The NHL's signature online platform got revamped over the season. What's new? And is it worth it?

Bruce Bennett

NHL Gamecenter Live has undergone some significant changes from last year to this year. If the goal is to provide a more comprehensive experience, then the NHL has succeeded. But if users are looking for major improvements to the reliability of the platform, then they are likely going to be disappointed. While the new features of NHL Gamecenter Live should please most hockey fans, many of the same issues that have plagued the system in years past are still the same.

Eyes in the Sky

The biggest change to NHL Gamecenter Live has been the addition of several new camera angles. Now viewers can watch the regular play-by-play as normal, or watch from alternative angles, including overhead angles above each goal, side cameras along the boards, and in some cases, cameras mounted on one of the referees in the game.

The new angles add a unique perspective on the course of a game. The ref cam puts the viewer right in the thick of the action and gives the viewer insight into what the referee sees while the puck is in play. That helps viewers make sense of missed calls or penalty infractions, because the camera catches what the referee catches (and of course, what the ref doesn't catch). The overhead angles, once confined only to video reviews on goals, are now available for the entire game. This is particularly useful if you want to see the differences in goalie play between guys like Jonathan Quick and Mike Smith.
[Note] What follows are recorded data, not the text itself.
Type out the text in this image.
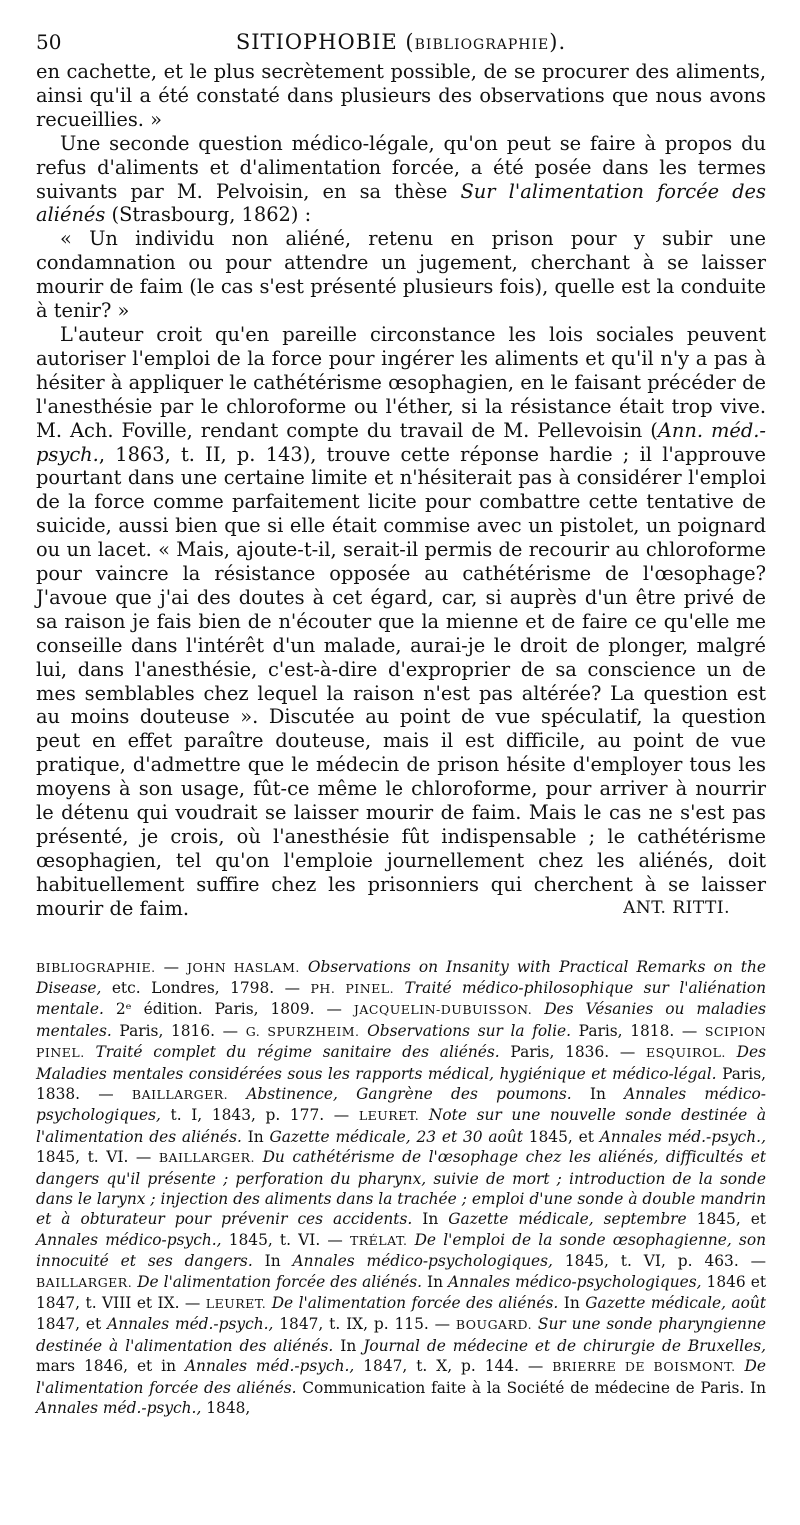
50	SITIOPHOBIE (BIBLIOGRAPHIE).

en cachette, et le plus secrètement possible, de se procurer des aliments, ainsi qu'il a été constaté dans plusieurs des observations que nous avons recueillies. »

Une seconde question médico-légale, qu'on peut se faire à propos du refus d'aliments et d'alimentation forcée, a été posée dans les termes suivants par M. Pelvoisin, en sa thèse Sur l'alimentation forcée des aliénés (Strasbourg, 1862) :

« Un individu non aliéné, retenu en prison pour y subir une condamnation ou pour attendre un jugement, cherchant à se laisser mourir de faim (le cas s'est présenté plusieurs fois), quelle est la conduite à tenir? »

L'auteur croit qu'en pareille circonstance les lois sociales peuvent autoriser l'emploi de la force pour ingérer les aliments et qu'il n'y a pas à hésiter à appliquer le cathétérisme œsophagien, en le faisant précéder de l'anesthésie par le chloroforme ou l'éther, si la résistance était trop vive. M. Ach. Foville, rendant compte du travail de M. Pellevoisin (Ann. méd.-psych., 1863, t. II, p. 143), trouve cette réponse hardie ; il l'approuve pourtant dans une certaine limite et n'hésiterait pas à considérer l'emploi de la force comme parfaitement licite pour combattre cette tentative de suicide, aussi bien que si elle était commise avec un pistolet, un poignard ou un lacet. « Mais, ajoute-t-il, serait-il permis de recourir au chloroforme pour vaincre la résistance opposée au cathétérisme de l'œsophage? J'avoue que j'ai des doutes à cet égard, car, si auprès d'un être privé de sa raison je fais bien de n'écouter que la mienne et de faire ce qu'elle me conseille dans l'intérêt d'un malade, aurai-je le droit de plonger, malgré lui, dans l'anesthésie, c'est-à-dire d'exproprier de sa conscience un de mes semblables chez lequel la raison n'est pas altérée? La question est au moins douteuse ». Discutée au point de vue spéculatif, la question peut en effet paraître douteuse, mais il est difficile, au point de vue pratique, d'admettre que le médecin de prison hésite d'employer tous les moyens à son usage, fût-ce même le chloroforme, pour arriver à nourrir le détenu qui voudrait se laisser mourir de faim. Mais le cas ne s'est pas présenté, je crois, où l'anesthésie fût indispensable ; le cathétérisme œsophagien, tel qu'on l'emploie journellement chez les aliénés, doit habituellement suffire chez les prisonniers qui cherchent à se laisser mourir de faim.	ANT. RITTI.
BIBLIOGRAPHIE. — JOHN HASLAM. Observations on Insanity with Practical Remarks on the Disease, etc. Londres, 1798. — PH. PINEL. Traité médico-philosophique sur l'aliénation mentale. 2ᵉ édition. Paris, 1809. — JACQUELIN-DUBUISSON. Des Vésanies ou maladies mentales. Paris, 1816. — G. SPURZHEIM. Observations sur la folie. Paris, 1818. — SCIPION PINEL. Traité complet du régime sanitaire des aliénés. Paris, 1836. — ESQUIROL. Des Maladies mentales considérées sous les rapports médical, hygiénique et médico-légal. Paris, 1838. — BAILLARGER. Abstinence, Gangrène des poumons. In Annales médico-psychologiques, t. I, 1843, p. 177. — LEURET. Note sur une nouvelle sonde destinée à l'alimentation des aliénés. In Gazette médicale, 23 et 30 août 1845, et Annales méd.-psych., 1845, t. VI. — BAILLARGER. Du cathétérisme de l'œsophage chez les aliénés, difficultés et dangers qu'il présente ; perforation du pharynx, suivie de mort ; introduction de la sonde dans le larynx ; injection des aliments dans la trachée ; emploi d'une sonde à double mandrin et à obturateur pour prévenir ces accidents. In Gazette médicale, septembre 1845, et Annales médico-psych., 1845, t. VI. — TRÉLAT. De l'emploi de la sonde œsophagienne, son innocuité et ses dangers. In Annales médico-psychologiques, 1845, t. VI, p. 463. — BAILLARGER. De l'alimentation forcée des aliénés. In Annales médico-psychologiques, 1846 et 1847, t. VIII et IX. — LEURET. De l'alimentation forcée des aliénés. In Gazette médicale, août 1847, et Annales méd.-psych., 1847, t. IX, p. 115. — BOUGARD. Sur une sonde pharyngienne destinée à l'alimentation des aliénés. In Journal de médecine et de chirurgie de Bruxelles, mars 1846, et in Annales méd.-psych., 1847, t. X, p. 144. — BRIERRE DE BOISMONT. De l'alimentation forcée des aliénés. Communication faite à la Société de médecine de Paris. In Annales méd.-psych., 1848,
There are limits to the usefulness of each new angle though. The ref cam is understandably shaky, and obviously can only see what is in the ref's field of vision. If the referee is trailing the play, it may be tough to see what's going on. LIkewise, the goal angles are really only useful for watching the goalies or watching goals enter the net. The play that leads up to said goal is completely out of frame unless it is a scrum around the crease.

NHL Gamecenter Live does allow the viewer to watch multiple camera angles simultaneously via split-screen features; for the Montreal-Toronto game I had the regular camera, both goalies, and the ref cam open simultaneously. The downside to this is obviously that it strains the internet connection to the breaking point. Even on my relatively fast Internet connection the goalie cams were on an almost 20-30 second delay. But an unexpected upside to that is that the delay functioned as a de facto instant replay, allowing me to watch the goal go in at real-time on the main screen, and then on the alternate angles shortly after.
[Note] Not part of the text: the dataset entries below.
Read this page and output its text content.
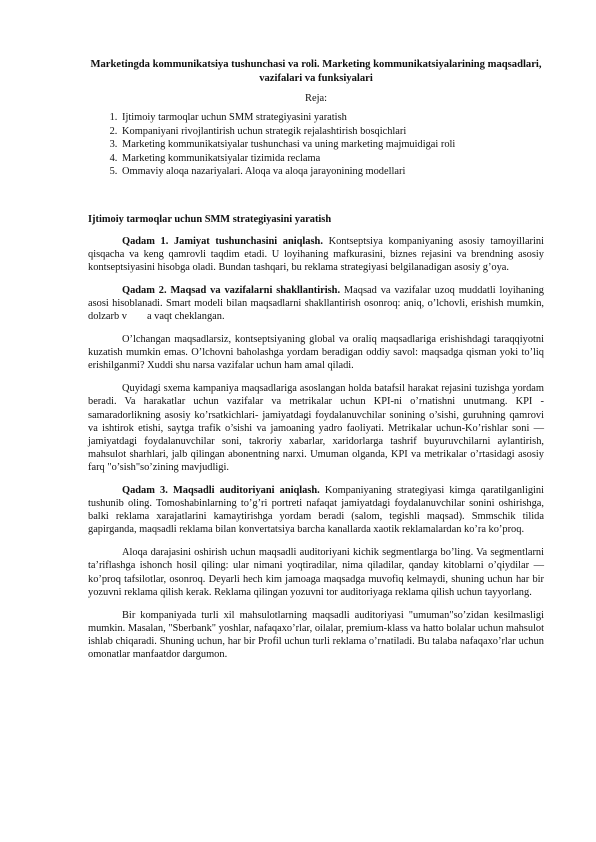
Marketingda kommunikatsiya tushunchasi va roli. Marketing kommunikatsiyalarining maqsadlari, vazifalari va funksiyalari
Reja:
1. Ijtimoiy tarmoqlar uchun SMM strategiyasini yaratish
2. Kompaniyani rivojlantirish uchun strategik rejalashtirish bosqichlari
3. Marketing kommunikatsiyalar tushunchasi va uning marketing majmuidigai roli
4. Marketing kommunikatsiyalar tizimida reclama
5. Ommaviy aloqa nazariyalari. Aloqa va aloqa jarayonining modellari
Ijtimoiy tarmoqlar uchun SMM strategiyasini yaratish

Qadam 1. Jamiyat tushunchasini aniqlash. Kontseptsiya kompaniyaning asosiy tamoyillarini qisqacha va keng qamrovli taqdim etadi. U loyihaning mafkurasini, biznes rejasini va brendning asosiy kontseptsiyasini hisobga oladi. Bundan tashqari, bu reklama strategiyasi belgilanadigan asosiy g’oya.

Qadam 2. Maqsad va vazifalarni shakllantirish. Maqsad va vazifalar uzoq muddatli loyihaning asosi hisoblanadi. Smart modeli bilan maqsadlarni shakllantirish osonroq: aniq, o’lchovli, erishish mumkin, dolzarb v a vaqt cheklangan.

O’lchangan maqsadlarsiz, kontseptsiyaning global va oraliq maqsadlariga erishishdagi taraqqiyotni kuzatish mumkin emas. O’lchovni baholashga yordam beradigan oddiy savol: maqsadga qisman yoki to’liq erishilganmi? Xuddi shu narsa vazifalar uchun ham amal qiladi.

Quyidagi sxema kampaniya maqsadlariga asoslangan holda batafsil harakat rejasini tuzishga yordam beradi. Va harakatlar uchun vazifalar va metrikalar uchun KPI-ni o’rnatishni unutmang. KPI - samaradorlikning asosiy ko’rsatkichlari- jamiyatdagi foydalanuvchilar sonining o’sishi, guruhning qamrovi va ishtirok etishi, saytga trafik o’sishi va jamoaning yadro faoliyati. Metrikalar uchun-Ko’rishlar soni — jamiyatdagi foydalanuvchilar soni, takroriy xabarlar, xaridorlarga tashrif buyuruvchilarni aylantirish, mahsulot sharhlari, jalb qilingan abonentning narxi. Umuman olganda, KPI va metrikalar o’rtasidagi asosiy farq "o’sish"so’zining mavjudligi.

Qadam 3. Maqsadli auditoriyani aniqlash. Kompaniyaning strategiyasi kimga qaratilganligini tushunib oling. Tomoshabinlarning to’g’ri portreti nafaqat jamiyatdagi foydalanuvchilar sonini oshirishga, balki reklama xarajatlarini kamaytirishga yordam beradi (salom, tegishli maqsad). Smmschik tilida gapirganda, maqsadli reklama bilan konvertatsiya barcha kanallarda xaotik reklamalardan ko’ra ko’proq.

Aloqa darajasini oshirish uchun maqsadli auditoriyani kichik segmentlarga bo’ling. Va segmentlarni ta’riflashga ishonch hosil qiling: ular nimani yoqtiradilar, nima qiladilar, qanday kitoblarni o’qiydilar — ko’proq tafsilotlar, osonroq. Deyarli hech kim jamoaga maqsadga muvofiq kelmaydi, shuning uchun har bir yozuvni reklama qilish kerak. Reklama qilingan yozuvni tor auditoriyaga reklama qilish uchun tayyorlang.

Bir kompaniyada turli xil mahsulotlarning maqsadli auditoriyasi "umuman"so’zidan kesilmasligi mumkin. Masalan, "Sberbank" yoshlar, nafaqaxo’rlar, oilalar, premium-klass va hatto bolalar uchun mahsulot ishlab chiqaradi. Shuning uchun, har bir Profil uchun turli reklama o’rnatiladi. Bu talaba nafaqaxo’rlar uchun omonatlar manfaatdor dargumon.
In addition to the delay between camera angles, the entire broadcast in general is delayed about 30-40 seconds from the actual gameplay. For most viewers just watching the game, that's probably not an issue. If you are active on social media however, there's a very good chance that the highlights and lowlights of the game are going to be spoiled for you about a minute before they even happen.


Unfortunately, many of the limitations of previous incarnations still exist. NHL Gamecenter Live is still prone to glitchy, oft-interrupted streams, especially on below average internet connections. And obviously, the more you try to do, the harder it is for the platform to keep up.
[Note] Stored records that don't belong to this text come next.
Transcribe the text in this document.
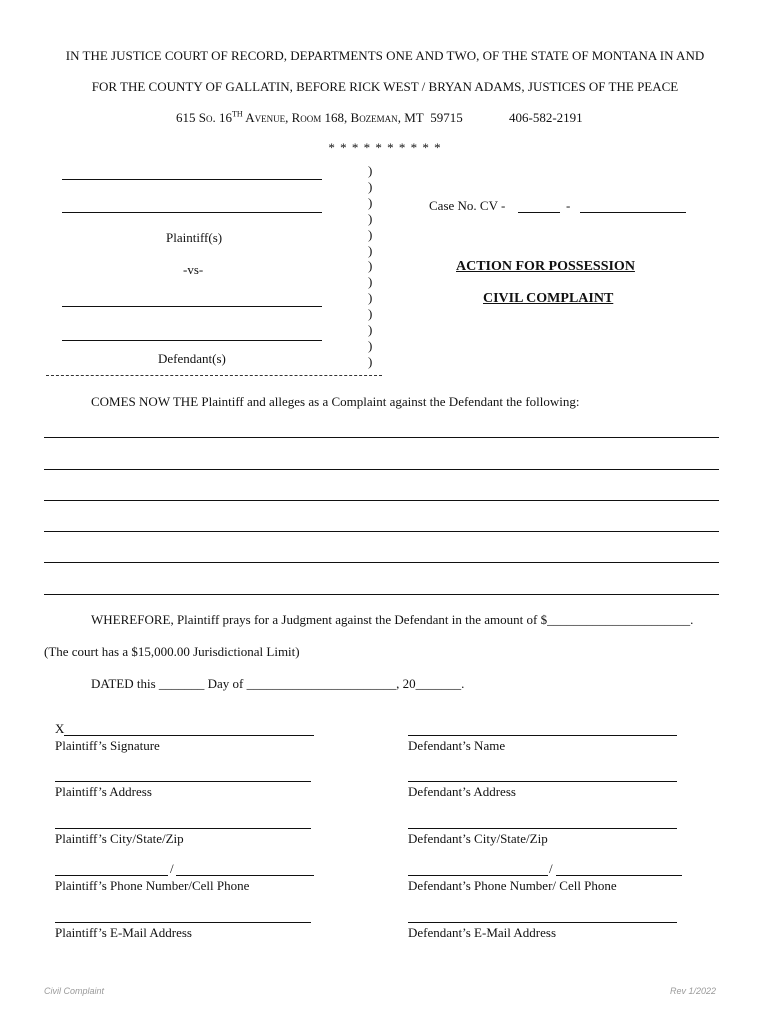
IN THE JUSTICE COURT OF RECORD, DEPARTMENTS ONE AND TWO, OF THE STATE OF MONTANA IN AND
FOR THE COUNTY OF GALLATIN, BEFORE RICK WEST / BRYAN ADAMS, JUSTICES OF THE PEACE
615 So. 16TH Avenue, Room 168, Bozeman, MT  59715	406-582-2191
* * * * * * * * * *
Plaintiff(s)
-vs-
Defendant(s)
)
)
)
)
)
)
)
)
)
)
)
)
)
Case No. CV -	-
ACTION FOR POSSESSION
CIVIL COMPLAINT
COMES NOW THE Plaintiff and alleges as a Complaint against the Defendant the following:
WHEREFORE, Plaintiff prays for a Judgment against the Defendant in the amount of $______________________.
(The court has a $15,000.00 Jurisdictional Limit)
DATED this _______ Day of _______________________, 20_______.
X
Plaintiff’s Signature
Plaintiff’s Address
Plaintiff’s City/State/Zip
/
Plaintiff’s Phone Number/Cell Phone
Plaintiff’s E-Mail Address
Defendant’s Name
Defendant’s Address
Defendant’s City/State/Zip
/
Defendant’s Phone Number/ Cell Phone
Defendant’s E-Mail Address
Civil Complaint	Rev 1/2022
And of course, the NHL's blackout rules still apply. Games in your home market are usually not able to be broadcast, including games that are on NBC Sports or NHL Network. If you do not have either of those channels and your team does not have a local broadcaster for that game, you're not going to be able to watch. Although some professional sports leagues are now facing resistance to their blackout restrictions from the FCC, as of now the NHL's are still in place.

There is a minor tweak to the pricing system to encourage up-front payments. Last year purchasing NHL Gamecenter Live cost $169 USD, or $18.99 USD monthly payments over eight months. This year, the price is $159 USD up front, or $19.99 USD monthly payments over eight months.

So, if you are an out-of-market viewer, it's a good deal. If you live in the market of your favorite team, you really have to love hockey to make it a worthwhile buy.